MATLAB Frequency domain filtering in Matlab

[roam]

I am trying to implement several filters in Matlab for Fourier domain filtering. They are the cosine, Shepp-Logan, and Hann/Hamming window filters. These filters are defined as multiplying the ramp filter by the cosine function, sinc function, and Hann/Hamming windows respectively.

This is how the responses of these filters should look like:

However, this is what I am getting:

​

I have defined the filters exactly as they are defined in this Matlab function, with a parameter $d$ that stretches the filters:

w=linspace(0, 1, 181).'; % Frequency axis

d=0.33;

Hr = abs(w); % Ramp filter

H=Hr.* cos(w/(d)); % Cosine filter
H(H<0) = 0; 

H=Hr.* (sin(w/d)./(w/d)); % Shepp-Logan filter
H(H<0) = 0; 

H=Hr.* (1+cos(w./d)) / 2; % Hann filter
H(H<0) = 0; 

H=Hr.* (.54 + .46 * cos(w/d)); % Hamming filter
H(H<0) = 0;

For instance, if I change it to $d=0.3$, the Hann/Hamming filters start to look correct. And at $d=0.65$, the cosine filter looks more correct:

So, what is the justification for using the parameter $d$? And is there an algorithm for calculating it accurately for each filter?

Any explanation would be greatly appreciated.

 

[PhysicoRaj]

What do you get for d=1? I am guessing it might have to do with normalization?

 

[FactChecker]

What do you get for d=1? I am guessing it might have to do with normalization?

The second plot above is d=1. I suspect there is a degree/radian/frequency units issue.

 

[roam]

I tried to plot the graphs without the $d$ but instead using some kind of normalization. This is the combination that produced the correct results:

$$H=|\omega| \cos \left( \frac{\omega}{2 \pi} \right)$$

$$H=|\omega| \left( \frac{\sin \left( \frac{\omega}{2 \pi} \right)}{\left( \frac{\omega}{2 \pi} \right)} \right)$$

$$H = |\omega| \frac{1+\cos(\omega \pi)}{2}$$

$$H = |\omega| (0.54 + 0.46 \cos (\omega \pi))$$

Is there any reason why we need to divide the frequency in the first two by $2 \pi$, but multiply it by $\pi$ in the Hann and Hamming window?

It was a trial and error approach, so I am not sure.

 

[Michelangelo]

d has to do with cut-off frequency I guess.

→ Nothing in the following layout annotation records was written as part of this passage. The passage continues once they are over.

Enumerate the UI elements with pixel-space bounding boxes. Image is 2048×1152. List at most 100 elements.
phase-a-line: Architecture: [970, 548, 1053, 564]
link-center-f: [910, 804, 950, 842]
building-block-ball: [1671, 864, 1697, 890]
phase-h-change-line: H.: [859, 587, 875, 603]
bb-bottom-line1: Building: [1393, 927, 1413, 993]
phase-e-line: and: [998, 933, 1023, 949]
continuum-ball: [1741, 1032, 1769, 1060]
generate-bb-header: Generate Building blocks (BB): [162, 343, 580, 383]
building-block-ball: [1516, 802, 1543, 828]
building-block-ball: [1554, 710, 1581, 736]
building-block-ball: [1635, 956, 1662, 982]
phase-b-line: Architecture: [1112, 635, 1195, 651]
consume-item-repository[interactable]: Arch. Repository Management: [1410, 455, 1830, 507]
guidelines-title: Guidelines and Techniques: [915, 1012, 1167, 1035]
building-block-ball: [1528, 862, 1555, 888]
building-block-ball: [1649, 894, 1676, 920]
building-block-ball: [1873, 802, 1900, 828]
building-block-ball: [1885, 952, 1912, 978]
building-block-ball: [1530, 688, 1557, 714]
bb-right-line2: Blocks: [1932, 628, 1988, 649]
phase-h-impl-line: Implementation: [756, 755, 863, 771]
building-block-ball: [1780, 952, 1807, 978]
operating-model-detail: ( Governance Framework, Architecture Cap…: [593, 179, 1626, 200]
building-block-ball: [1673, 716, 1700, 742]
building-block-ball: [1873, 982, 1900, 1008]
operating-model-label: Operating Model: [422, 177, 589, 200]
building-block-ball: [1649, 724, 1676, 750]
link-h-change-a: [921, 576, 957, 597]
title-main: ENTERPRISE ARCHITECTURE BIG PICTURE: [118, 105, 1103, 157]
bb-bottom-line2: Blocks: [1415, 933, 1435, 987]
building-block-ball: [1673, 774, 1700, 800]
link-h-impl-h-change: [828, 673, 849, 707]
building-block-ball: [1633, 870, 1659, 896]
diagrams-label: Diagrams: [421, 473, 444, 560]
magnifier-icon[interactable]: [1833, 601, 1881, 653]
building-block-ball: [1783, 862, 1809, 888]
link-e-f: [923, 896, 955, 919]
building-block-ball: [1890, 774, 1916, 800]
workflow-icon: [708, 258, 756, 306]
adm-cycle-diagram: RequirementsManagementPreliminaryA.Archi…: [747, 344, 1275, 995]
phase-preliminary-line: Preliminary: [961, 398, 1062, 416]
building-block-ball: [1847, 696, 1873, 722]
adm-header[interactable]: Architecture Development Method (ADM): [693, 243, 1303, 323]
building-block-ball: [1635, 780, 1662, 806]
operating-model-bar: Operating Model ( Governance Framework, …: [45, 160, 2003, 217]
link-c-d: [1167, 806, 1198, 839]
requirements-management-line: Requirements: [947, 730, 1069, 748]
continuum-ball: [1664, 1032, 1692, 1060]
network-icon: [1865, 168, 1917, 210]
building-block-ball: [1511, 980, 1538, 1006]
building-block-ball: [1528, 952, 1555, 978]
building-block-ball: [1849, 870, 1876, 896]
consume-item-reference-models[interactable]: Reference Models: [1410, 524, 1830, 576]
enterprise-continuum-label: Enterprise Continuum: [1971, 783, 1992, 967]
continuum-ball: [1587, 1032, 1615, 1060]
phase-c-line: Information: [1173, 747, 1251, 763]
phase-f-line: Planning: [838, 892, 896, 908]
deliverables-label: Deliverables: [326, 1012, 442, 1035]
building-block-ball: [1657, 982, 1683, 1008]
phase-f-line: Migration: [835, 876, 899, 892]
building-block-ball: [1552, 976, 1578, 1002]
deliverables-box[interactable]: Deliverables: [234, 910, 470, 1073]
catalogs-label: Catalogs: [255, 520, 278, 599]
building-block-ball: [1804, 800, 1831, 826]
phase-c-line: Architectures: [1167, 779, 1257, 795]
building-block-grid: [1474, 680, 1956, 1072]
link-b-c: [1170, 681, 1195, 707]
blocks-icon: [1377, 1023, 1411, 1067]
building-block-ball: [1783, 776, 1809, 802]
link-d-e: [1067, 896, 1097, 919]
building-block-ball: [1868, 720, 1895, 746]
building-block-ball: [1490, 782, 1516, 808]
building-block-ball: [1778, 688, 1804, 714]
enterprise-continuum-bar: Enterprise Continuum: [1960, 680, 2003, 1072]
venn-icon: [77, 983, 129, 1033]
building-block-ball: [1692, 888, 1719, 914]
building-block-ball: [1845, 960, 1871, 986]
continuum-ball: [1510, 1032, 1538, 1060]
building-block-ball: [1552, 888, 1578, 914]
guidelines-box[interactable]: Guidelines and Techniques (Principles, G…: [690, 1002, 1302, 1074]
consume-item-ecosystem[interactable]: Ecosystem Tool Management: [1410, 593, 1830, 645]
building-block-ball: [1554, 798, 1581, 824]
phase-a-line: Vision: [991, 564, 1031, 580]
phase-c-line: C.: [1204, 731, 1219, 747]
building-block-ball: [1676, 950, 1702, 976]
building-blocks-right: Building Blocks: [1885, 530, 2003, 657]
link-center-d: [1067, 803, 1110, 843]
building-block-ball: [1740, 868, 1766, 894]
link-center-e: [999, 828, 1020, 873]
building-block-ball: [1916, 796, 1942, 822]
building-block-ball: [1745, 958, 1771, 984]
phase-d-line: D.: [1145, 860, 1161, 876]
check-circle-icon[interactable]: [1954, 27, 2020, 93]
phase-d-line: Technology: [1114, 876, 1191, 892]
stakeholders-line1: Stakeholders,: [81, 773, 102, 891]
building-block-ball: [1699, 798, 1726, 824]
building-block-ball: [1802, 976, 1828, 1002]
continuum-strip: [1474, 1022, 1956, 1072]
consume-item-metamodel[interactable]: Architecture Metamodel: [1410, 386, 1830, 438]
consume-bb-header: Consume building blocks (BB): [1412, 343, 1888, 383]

It must be lower than Nyqvist frequency to prevent aliasing and d=0.33 means that it is only 33% of Nyqvist frequency.

 

[sophiecentaur]

@roam You seem to be using Cos(ω/2π) on your calculations. The argument in a trig function should not be frequency (ω/2π). It should be in angular frequency (ω). This could be some of your problem.